America's Most Endangered

The city purchased the building in 2006 for $1.2 million and attempted a $55 million renovation with Historic Restoration Inc. That deal fell apart in 2009 after a change in city administration. In 2010, the National Trust for Historic Preservation placed the Threefoot on its annual list of America's Most Endangered Places. The designation was a wake-up call. A group of private citizens formed the Threefoot Preservation Society in 2013, organizing weekly cleanups of the building. In April 2014, descendants of the Threefoot family, including Dr. Henry Threefoot, returned for the building's 84th anniversary, the first time in years the public could walk through the ground floor. The moment crystallized what Meridian stood to lose: not just a building, but a connection to its own history.

A Second Life at 188 Feet

Salvation arrived in September 2015, when the Meridian City Council sold the building to Ascent Hospitality Management of Buford, Georgia, for $10,000 cash and a commitment to invest at least $14 million. The renovation took years longer than planned, with architect John Campo painstakingly restoring historic elements in cooperation with the State Historic Preservation Office and the National Park Service. Original transom windows, restored wood doors, marble floors, and the iconic brass elevator doors were all preserved.
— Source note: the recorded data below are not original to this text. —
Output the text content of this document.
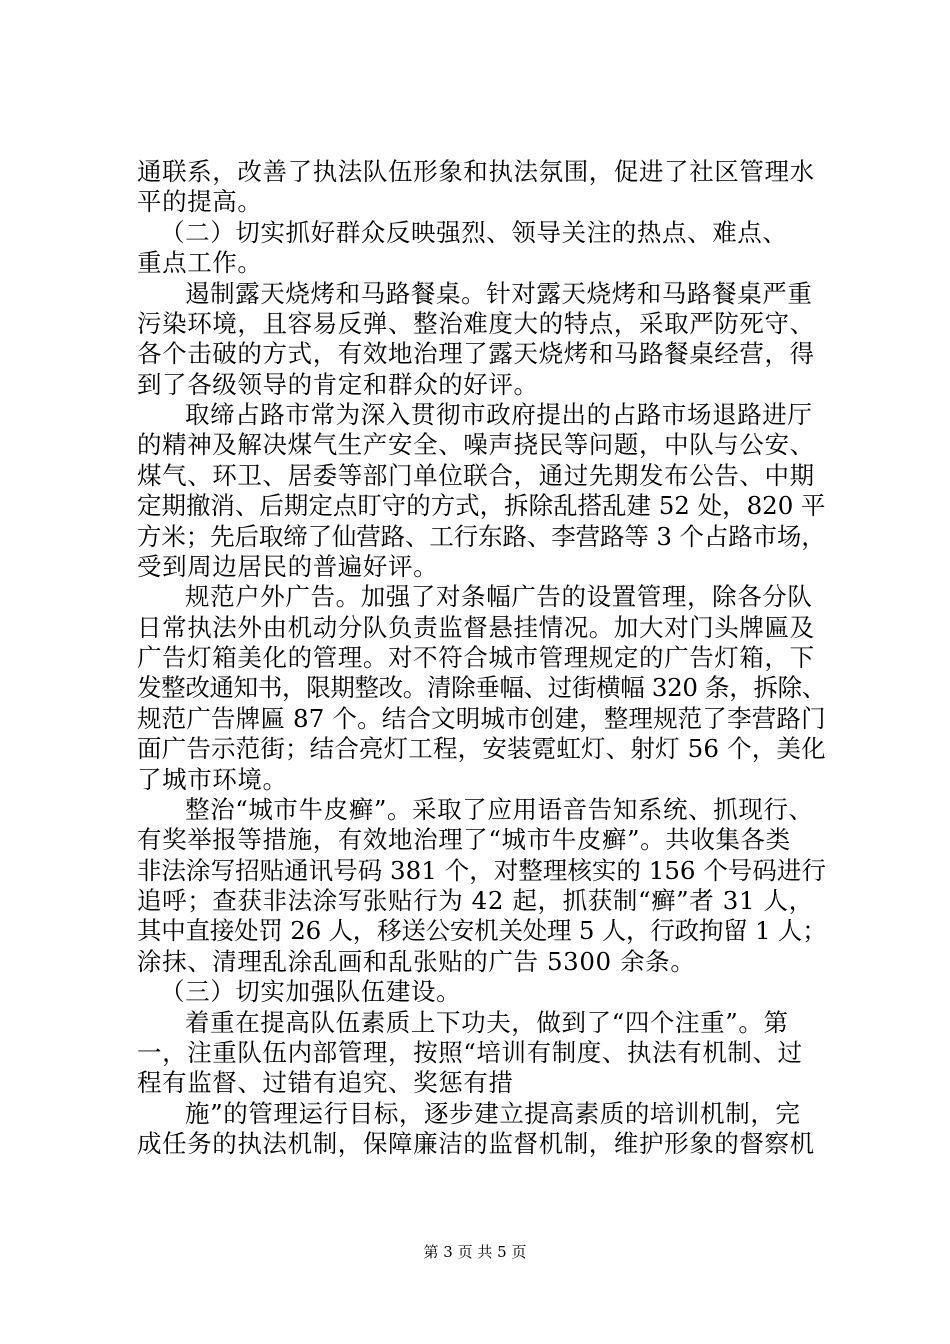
通联系，改善了执法队伍形象和执法氛围，促进了社区管理水
平的提高。
（二）切实抓好群众反映强烈、领导关注的热点、难点、
重点工作。
遏制露天烧烤和马路餐桌。针对露天烧烤和马路餐桌严重
污染环境，且容易反弹、整治难度大的特点，采取严防死守、
各个击破的方式，有效地治理了露天烧烤和马路餐桌经营，得
到了各级领导的肯定和群众的好评。
取缔占路市常为深入贯彻市政府提出的占路市场退路进厅
的精神及解决煤气生产安全、噪声挠民等问题，中队与公安、
煤气、环卫、居委等部门单位联合，通过先期发布公告、中期
定期撤消、后期定点盯守的方式，拆除乱搭乱建 52 处，820 平
方米；先后取缔了仙营路、工行东路、李营路等 3 个占路市场，
受到周边居民的普遍好评。
规范户外广告。加强了对条幅广告的设置管理，除各分队
日常执法外由机动分队负责监督悬挂情况。加大对门头牌匾及
广告灯箱美化的管理。对不符合城市管理规定的广告灯箱，下
发整改通知书，限期整改。清除垂幅、过街横幅 320 条，拆除、
规范广告牌匾 87 个。结合文明城市创建，整理规范了李营路门
面广告示范街；结合亮灯工程，安装霓虹灯、射灯 56 个，美化
了城市环境。
整治“城市牛皮癣”。采取了应用语音告知系统、抓现行、
有奖举报等措施，有效地治理了“城市牛皮癣”。共收集各类
非法涂写招贴通讯号码 381 个，对整理核实的 156 个号码进行
追呼；查获非法涂写张贴行为 42 起，抓获制“癣”者 31 人，
其中直接处罚 26 人，移送公安机关处理 5 人，行政拘留 1 人；
涂抹、清理乱涂乱画和乱张贴的广告 5300 余条。
（三）切实加强队伍建设。
着重在提高队伍素质上下功夫，做到了“四个注重”。第
一，注重队伍内部管理，按照“培训有制度、执法有机制、过
程有监督、过错有追究、奖惩有措
施”的管理运行目标，逐步建立提高素质的培训机制，完
成任务的执法机制，保障廉洁的监督机制，维护形象的督察机
第 3 页 共 5 页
The building reopened as the Threefoot Hotel, a Marriott Tribute Portfolio property with 131 rooms, including 19 suites and two presidential suites with balconies. A rooftop restaurant called The Box Car and a ground-floor eatery named 601 Local brought life back to a building that had stood empty for years. The Threefoot was alive again.

Still Standing Tall

Today the Threefoot Building anchors downtown Meridian's revival. The annual Threefoot Festival, launched in 2002 to draw attention to the building's plight, continues every April on 7th Street near City Hall, featuring local art, children's music programs with the Meridian Symphony Orchestra, and food from local restaurants. The building itself, added to the National Register of Historic Places in 1979 and designated a Mississippi Landmark in 2008, has become a destination rather than a relic. From the rooftop bar, guests can look out over a city that nearly let its tallest building crumble. The Threefoot family's name, anglicized from Dreyfuss more than 150 years ago, still presides over the Meridian skyline, a reminder that the most improbable stories are sometimes the ones that endure.

From the Air

Coordinates: 32.3644N, 88.7006W. The Threefoot Building stands at 188.5 feet and is easily the tallest structure in downtown Meridian, visible from several miles out at low altitude. The nearest airport is Meridian Regional Airport / Key Field (KMEI), approximately 3nm southwest. NAS Meridian (KNMM) lies about 10nm to the northeast. At 2,000-3,000 feet AGL, the Art Deco tower is unmistakable among the low-rise downtown buildings. The building sits near the intersection of 22nd Avenue and 7th Street in the city center.